The Galaxy Tab 310 might be priced under the Rs. 20,000 bracket, but it’s got a ton of connectivity options. For example, you can plug-in a SIM card and browse the web at high speeds using 3G connectivity. There’s HSPA+ support, which means theoretical speeds of upto 21Mbps, assuming your mobile provider supports it. The SIM card slot is neatly placed alongside the the edge of the tablet, right next to the microSD card slot. There’s also Wi-Fi support using the faster 802.11n standard and Samsung hasn’t left out Bluetooth 3.0 support either. Wi-Fi Direct capability means that you can connect directly with other compatible devices without the need for a Wi-Fi router or switch in between. The included GPS capability means you can use the Galaxy Tab as a GPS device, with the right apps installed, offering you directions and location information as you drive.
Because it’s a phone as well, we tested the calling functionality and the recipient could hear us clearly in our test calls. The speaker was loud enough as well. Browsing is buttery smooth and the tablet showed no signs of slowing down despite multiple tabs being open. However, if you’re loading too much flash content, you’ll have to be a little patient.

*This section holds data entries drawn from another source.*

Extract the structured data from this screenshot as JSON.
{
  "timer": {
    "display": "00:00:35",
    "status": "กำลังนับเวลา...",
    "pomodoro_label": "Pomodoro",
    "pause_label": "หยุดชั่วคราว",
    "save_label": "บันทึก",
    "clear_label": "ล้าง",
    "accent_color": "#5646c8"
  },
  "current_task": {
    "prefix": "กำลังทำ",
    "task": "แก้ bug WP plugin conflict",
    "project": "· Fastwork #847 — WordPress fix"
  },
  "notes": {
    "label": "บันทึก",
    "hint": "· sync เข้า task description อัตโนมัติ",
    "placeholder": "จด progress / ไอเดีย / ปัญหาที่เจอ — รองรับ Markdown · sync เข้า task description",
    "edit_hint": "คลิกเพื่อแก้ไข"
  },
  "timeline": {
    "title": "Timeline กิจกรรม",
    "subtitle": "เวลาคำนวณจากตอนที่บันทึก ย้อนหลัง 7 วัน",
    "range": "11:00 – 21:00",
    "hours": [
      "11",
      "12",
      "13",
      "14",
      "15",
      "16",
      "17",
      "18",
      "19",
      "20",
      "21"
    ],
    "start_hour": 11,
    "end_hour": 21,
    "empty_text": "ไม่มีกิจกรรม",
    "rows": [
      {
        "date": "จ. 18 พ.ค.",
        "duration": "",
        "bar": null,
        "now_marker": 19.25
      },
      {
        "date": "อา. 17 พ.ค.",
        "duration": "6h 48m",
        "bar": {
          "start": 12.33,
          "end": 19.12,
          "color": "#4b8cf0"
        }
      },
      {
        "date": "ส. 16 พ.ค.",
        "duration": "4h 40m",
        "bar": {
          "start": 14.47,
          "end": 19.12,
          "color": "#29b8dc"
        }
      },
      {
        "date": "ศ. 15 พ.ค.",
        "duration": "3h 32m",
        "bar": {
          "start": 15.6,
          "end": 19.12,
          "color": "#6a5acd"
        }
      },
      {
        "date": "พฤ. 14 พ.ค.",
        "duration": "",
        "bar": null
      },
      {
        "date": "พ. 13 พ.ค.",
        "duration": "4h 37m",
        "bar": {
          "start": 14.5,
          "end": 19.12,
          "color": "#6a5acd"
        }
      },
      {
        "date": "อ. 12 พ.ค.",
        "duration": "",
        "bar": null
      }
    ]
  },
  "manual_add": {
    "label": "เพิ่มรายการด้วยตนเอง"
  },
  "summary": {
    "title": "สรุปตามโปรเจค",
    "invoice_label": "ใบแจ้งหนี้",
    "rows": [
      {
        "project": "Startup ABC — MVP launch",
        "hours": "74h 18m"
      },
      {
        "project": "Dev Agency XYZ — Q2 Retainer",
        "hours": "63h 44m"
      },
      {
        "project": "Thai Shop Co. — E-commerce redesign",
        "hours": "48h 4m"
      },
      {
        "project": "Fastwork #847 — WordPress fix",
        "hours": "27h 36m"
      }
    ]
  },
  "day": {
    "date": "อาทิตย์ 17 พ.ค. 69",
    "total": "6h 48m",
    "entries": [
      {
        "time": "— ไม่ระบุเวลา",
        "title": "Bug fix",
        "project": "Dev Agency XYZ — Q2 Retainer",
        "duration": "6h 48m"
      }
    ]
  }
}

Typing is quicker when in portrait mode, as you have to reach out for the letters in landscape, but that’s more of a personal choice. If you do want to get work done more quickly, an added keyboard accessory definitely helps.
The Galaxy Tab 2 310 comes bundled with Google’s latest Android build, version 4.0.3, so you immediately get the benefits of the latest Android features like Gmail, YouTube, Google Maps et al. Samsung has integrated games and books into the tablet using apps called the Samsung Hub Widget. It’s basically a custom app that has all of your games and books listed in a slightly different manner. Most of this content is available on Google’s Play store as well.
S Planner is another such customized app by Samsung. It’s a calendar app that has a built-in to-do list feature. Syncing is possible with any of your accounts linked to the tablet. One of the more impressive bundled apps is called Polaris document editor, which is basically an office suite. The interface is minimalistic, but it's got a decent set of features hidden away in the menus. The touchscreen interface and app work well together when it comes to text related work, such as documents and presentations. Spreadsheets on the other hand, as is the case with any other touch interface device, is a bit tacky to use.
Samsung’s ChatON mobile client is present on the tablet, as is Samsung Kies, which is the tool you’ll use to connect the tablet to PCs. There’s also Kies Air, which allows you to do this wirelessly, without having to connect a cable to your PC, each time you want to transfer a few files to the tablet.